Department of Epidemiology, Biostatistics and Health Data, Centre Antoine Lacassagne, University of Côte d'Azur, Nice, France.
Cervico-facial Oncology Surgical Department, University Institute of Face and Neck, University of Côte d'Azur, Nice, France.
JCO Clin Cancer Inform. 2022 Jul;6:e2100199. doi: 10.1200/CCI.21.00199.
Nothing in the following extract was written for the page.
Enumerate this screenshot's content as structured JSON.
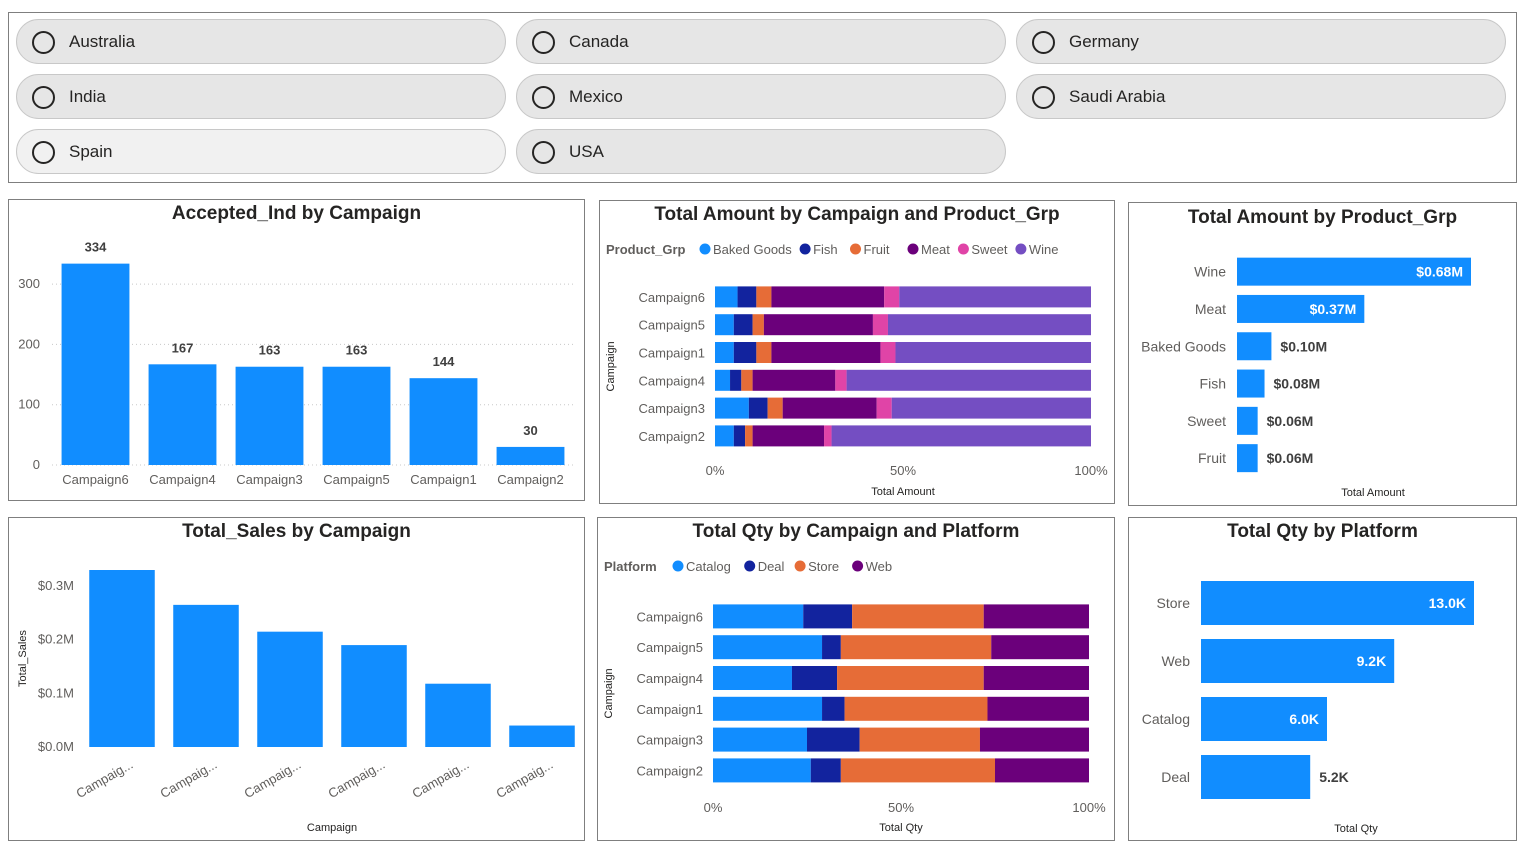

Electronic medical records are a valuable source of information about patients' clinical status but are often free-text documents that require laborious manual review to be exploited. Techniques from computer science have been investigated, but the literature has marginally focused on non-English language texts. We developed RUBY, a tool designed in collaboration with IBM-France to automatically structure clinical information from French medical records of patients with breast cancer.
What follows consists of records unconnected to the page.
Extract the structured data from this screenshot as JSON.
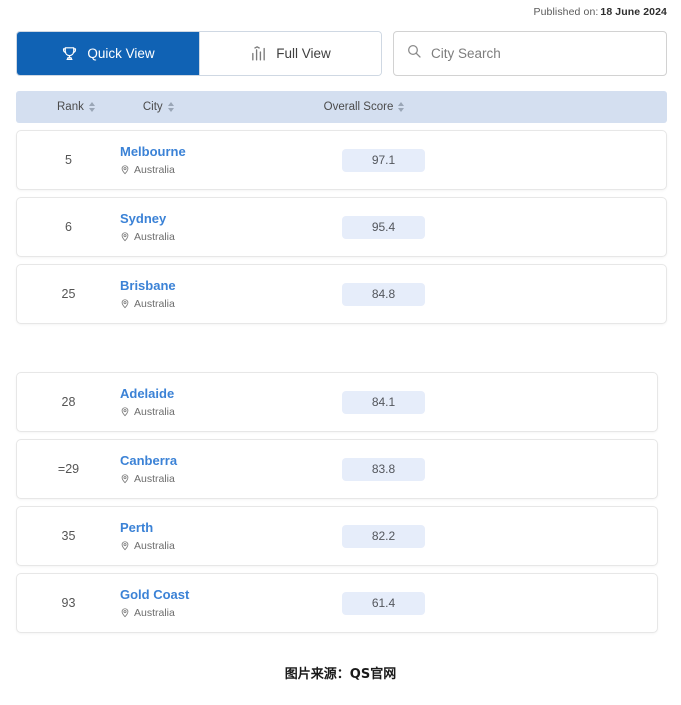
{
  "header": {
    "published_label": "Published on:",
    "published_date": "18 June 2024"
  },
  "tabs": [
    {
      "label": "Quick View",
      "icon": "trophy-icon",
      "active": true
    },
    {
      "label": "Full View",
      "icon": "bar-chart-icon",
      "active": false
    }
  ],
  "search": {
    "placeholder": "City Search",
    "value": "",
    "icon": "search-icon"
  },
  "table": {
    "columns": [
      {
        "label": "Rank",
        "sortable": true
      },
      {
        "label": "City",
        "sortable": true
      },
      {
        "label": "Overall Score",
        "sortable": true
      }
    ],
    "groups": [
      {
        "rows": [
          {
            "rank": "5",
            "city": "Melbourne",
            "country": "Australia",
            "score": "97.1"
          },
          {
            "rank": "6",
            "city": "Sydney",
            "country": "Australia",
            "score": "95.4"
          },
          {
            "rank": "25",
            "city": "Brisbane",
            "country": "Australia",
            "score": "84.8"
          }
        ]
      },
      {
        "rows": [
          {
            "rank": "28",
            "city": "Adelaide",
            "country": "Australia",
            "score": "84.1"
          },
          {
            "rank": "=29",
            "city": "Canberra",
            "country": "Australia",
            "score": "83.8"
          },
          {
            "rank": "35",
            "city": "Perth",
            "country": "Australia",
            "score": "82.2"
          },
          {
            "rank": "93",
            "city": "Gold Coast",
            "country": "Australia",
            "score": "61.4"
          }
        ]
      }
    ]
  },
  "caption": "图片来源：QS官网",
  "colors": {
    "accent_blue": "#1062b4",
    "link_blue": "#3b82d6",
    "header_band": "#d4dff0",
    "score_pill": "#e6edfa"
  }
}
RUBY, which exploits state-of-the-art Named Entity Recognition models combined with keyword extraction and postprocessing rules, was applied on clinical texts. We investigated the precision of RUBY in extracting the target information.
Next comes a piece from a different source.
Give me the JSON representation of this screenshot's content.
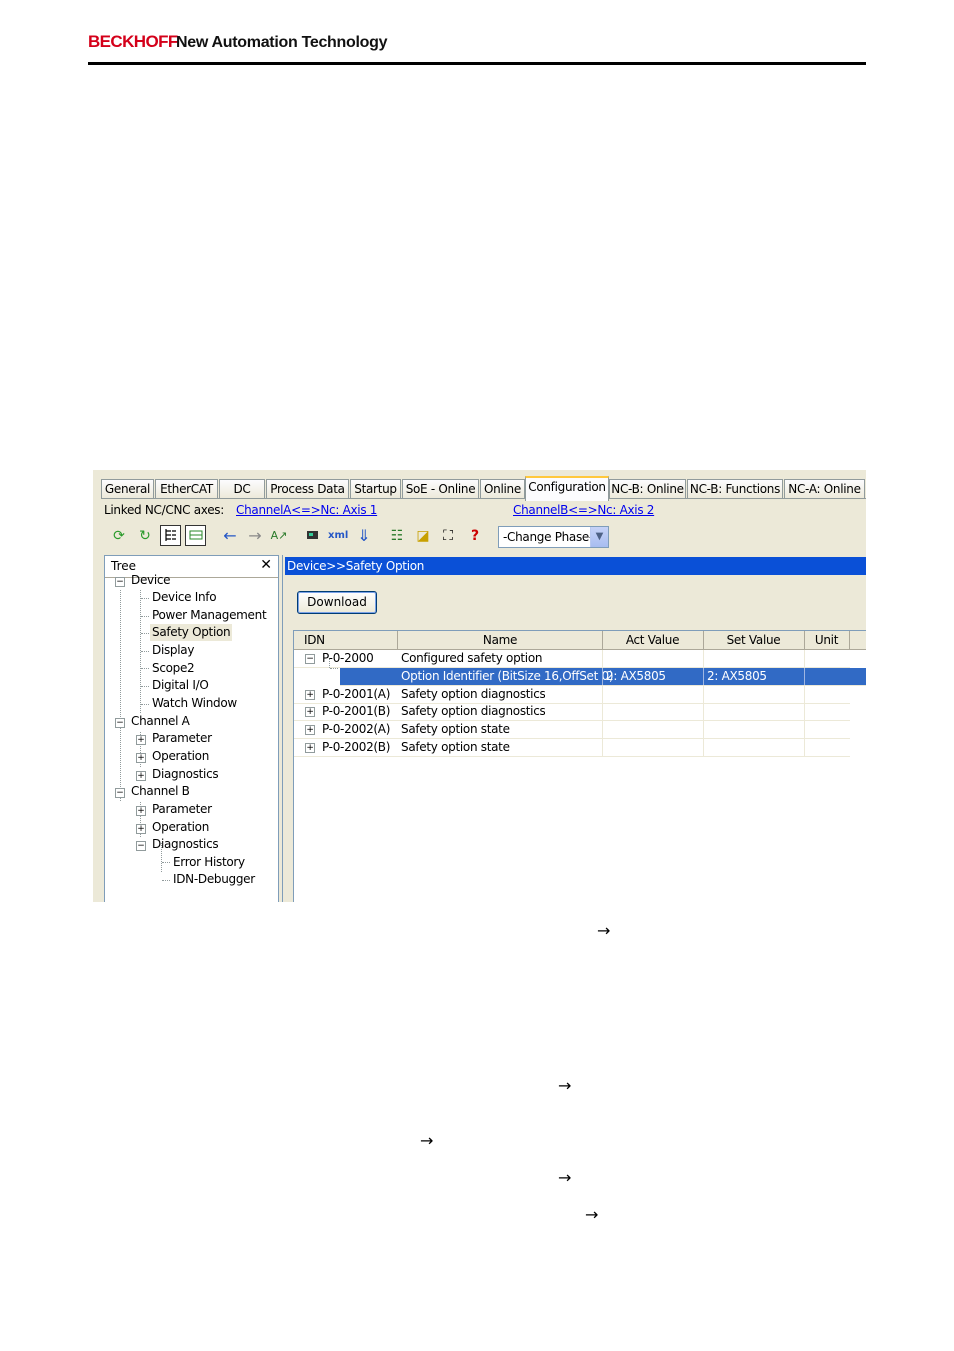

RUBY has an average precision of 92.8% for the Surgery report, 92.7% for the Pathology report, 98.1% for the Biopsy report, and 81.8% for the Consultation report.
These results show that the automatic approach has the potential to effectively extract clinical knowledge from an extensive set of electronic medical records, reducing the manual effort required and saving a significant amount of time. A deeper semantic analysis and further understanding of the context in the text, as well as training on a larger and more recent set of reports, including those containing highly variable entities and the use of ontologies, could further improve the results.
电子病历是患者临床状况的有价值信息来源,但通常是需要费力手动审查才能利用的纯文本文件。已经研究了来自计算机科学的技术,但文献仅略微关注非英语语言文本。我们开发了 RUBY,这是一款与 IBM-France 合作设计的工具,用于自动从乳腺癌患者的法国医疗记录中提取临床信息。
RUBY 利用最先进的命名实体识别模型结合关键字提取和后处理规则应用于临床文本。我们研究了 RUBY 在提取目标信息方面的精度。
RUBY 在手术报告中的平均精度为 92.8%,在病理报告中的平均精度为 92.7%,在活检报告中的平均精度为 98.1%,在咨询报告中的平均精度为 81.8%。
这些结果表明,自动方法有可能有效地从大量电子病历中提取临床知识,减少所需的手动工作量并节省大量时间。更深入的语义分析和对文本中上下文的进一步理解,以及在更大、更新的报告集上进行训练,包括那些包含高度可变实体和使用本体的报告,都可以进一步提高结果。